2. So excited to be working on part two of my young adult novel series. This year I was able to replace my old laptop so I know this will make writing easier. Stay tuned…
3. I’m thankful for friends and colleagues I get to work and play with, at the office and at church.
So, it’s not too late for you to join me on this quest. How about it?

“Being fit at a size that’s right for you”

 I am Jacqui and I am a plus-sized woman. For many years I have fought with my body. I have tried many different diets as well as some sensible weight loss plans. I had some success but never to the degree where I could fit into a size 10. So, I have come to the realization that I am not built to be that small. Despite my years of training and experience as a clinical psychologist, this was a hard thing to accept. It occurred to me that if I’m having a hard time with the image of being ‘plus-sized’, how many scores of other women are in the same boat?  It is a fact that the average American woman wears a size 14. Anything above a size 10 is considered ‘plus-sized’.

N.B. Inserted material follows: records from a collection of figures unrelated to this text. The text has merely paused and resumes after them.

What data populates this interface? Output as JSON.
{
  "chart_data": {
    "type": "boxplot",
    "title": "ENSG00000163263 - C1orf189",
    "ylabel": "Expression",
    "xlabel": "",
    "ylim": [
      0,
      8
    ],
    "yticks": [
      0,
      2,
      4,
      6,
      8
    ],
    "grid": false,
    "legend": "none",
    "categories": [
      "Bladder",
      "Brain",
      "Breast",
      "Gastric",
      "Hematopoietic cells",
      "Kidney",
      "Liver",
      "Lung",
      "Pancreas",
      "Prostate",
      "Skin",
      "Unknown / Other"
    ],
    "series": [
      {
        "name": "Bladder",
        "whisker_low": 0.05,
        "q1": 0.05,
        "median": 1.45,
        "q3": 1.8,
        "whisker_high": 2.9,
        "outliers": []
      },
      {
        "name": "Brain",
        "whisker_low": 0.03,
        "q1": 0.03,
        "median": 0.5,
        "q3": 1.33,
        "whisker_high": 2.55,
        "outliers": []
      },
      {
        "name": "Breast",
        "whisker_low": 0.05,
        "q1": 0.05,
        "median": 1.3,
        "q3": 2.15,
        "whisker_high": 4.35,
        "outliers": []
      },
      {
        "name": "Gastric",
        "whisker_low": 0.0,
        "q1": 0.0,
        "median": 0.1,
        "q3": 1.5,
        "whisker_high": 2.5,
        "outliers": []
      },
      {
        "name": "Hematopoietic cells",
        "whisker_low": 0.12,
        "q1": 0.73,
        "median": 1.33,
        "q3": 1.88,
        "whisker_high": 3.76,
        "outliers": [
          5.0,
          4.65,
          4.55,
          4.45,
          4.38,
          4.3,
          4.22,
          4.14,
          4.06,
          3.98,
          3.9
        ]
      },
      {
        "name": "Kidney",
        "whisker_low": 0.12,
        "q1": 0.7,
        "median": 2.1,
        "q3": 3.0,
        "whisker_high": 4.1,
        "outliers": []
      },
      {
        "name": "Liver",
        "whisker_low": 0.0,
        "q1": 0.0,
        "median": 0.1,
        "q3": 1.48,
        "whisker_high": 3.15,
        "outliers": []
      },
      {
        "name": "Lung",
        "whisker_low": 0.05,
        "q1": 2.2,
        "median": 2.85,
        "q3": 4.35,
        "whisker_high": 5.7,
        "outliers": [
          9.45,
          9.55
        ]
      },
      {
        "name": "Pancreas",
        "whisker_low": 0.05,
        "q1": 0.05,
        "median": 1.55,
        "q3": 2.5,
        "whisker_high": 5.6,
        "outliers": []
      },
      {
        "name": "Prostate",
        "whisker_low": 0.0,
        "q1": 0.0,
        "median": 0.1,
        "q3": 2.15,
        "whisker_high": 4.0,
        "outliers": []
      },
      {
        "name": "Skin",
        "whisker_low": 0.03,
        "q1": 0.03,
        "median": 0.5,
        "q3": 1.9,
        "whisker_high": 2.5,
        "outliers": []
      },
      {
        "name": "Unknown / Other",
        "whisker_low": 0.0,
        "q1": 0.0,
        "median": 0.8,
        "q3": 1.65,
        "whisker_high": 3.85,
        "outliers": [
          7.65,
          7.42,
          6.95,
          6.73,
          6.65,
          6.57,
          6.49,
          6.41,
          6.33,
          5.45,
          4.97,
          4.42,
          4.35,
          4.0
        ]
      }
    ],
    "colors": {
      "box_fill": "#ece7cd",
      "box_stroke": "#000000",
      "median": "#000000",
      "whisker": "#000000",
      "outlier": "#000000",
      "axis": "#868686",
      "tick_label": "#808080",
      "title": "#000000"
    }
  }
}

                      Being a ‘plus-sized’ woman in our society is not easy. We are often the subject of intentionally hurtful jokes, critical stares, and negative stereotypes. We are overlooked and put down despite our skills and talents. As a result, some of us adopt the notion that we are second-class citizens. This is not healthy or productive, especially when we do it to ourselves. I encourage all women to refuse to adopt and foster the negativity and self-recriminations that are currently part of our daily talk.

            Even though I am larger than a size 10, okay a size 14, I still want to be, and work at being healthy.  I exercise several times a week and just completed my fourth half-marathon (running and walking).  I have decided that being healthy is one of my most important personal goals. This is also the goal that I encourage my clients to reach for.  I was amazed to learn of a survey completed last year which found that young girls are more afraid of being fat than having cancer. These reports reflect how our focus on being thin is affecting our children. Why do we think there is some ‘ideal’ size that means we are beautiful, desirable, or even successful? We are all made in different sizes. That is part of the beauty of being a woman. Beauty is defined in many ways and we are not all meant to be a size 2, 4 or 6.

            It is too easy to get caught up in losing a certain number of pounds or fitting  into the same size as a celebrity that we don’t even consider whether that diet is good for us. There have been so many problems associated with over-the-counter diet products and pills (such as Hydroxycut) that we should avoid using them. The problem is that too many women want a quick fix. Even though we didn’t put these pounds on overnight, we expect them to disappear quickly. We can be very impatient or unwilling to do the work necessary to lose weight while increasing health. And, yes it is hard work. But if you don’t think you are worth committing to the work, you short change your life. Some of the health problems associated with obesity include diabetes, hypertension, and sleep apnea.

              It is important to note that being ‘plus-sized’ is not the same as being obese.  While the Body Mass Index charts give weights that are ‘ideal’ for your height, bone structure and muscle mass are not factored in. It is quite possible that by making simple changes in your eating style and activity level, you can eliminate 10-25 unwanted pounds which could result in significant health improvements. Even if losing those 20 pounds does not take you out of the ‘overweight’ range, you can feel good knowing that you are regaining control of your life and being responsible for your health. And, you’re setting a wonderful example for your children. We can’t be afraid to take the actions necessary to improve our lives. We all can move our bodies more and make better choices regarding our food. It doesn’t matter what anyone else may say or think. Know that you are making your health a priority and that you are worth it.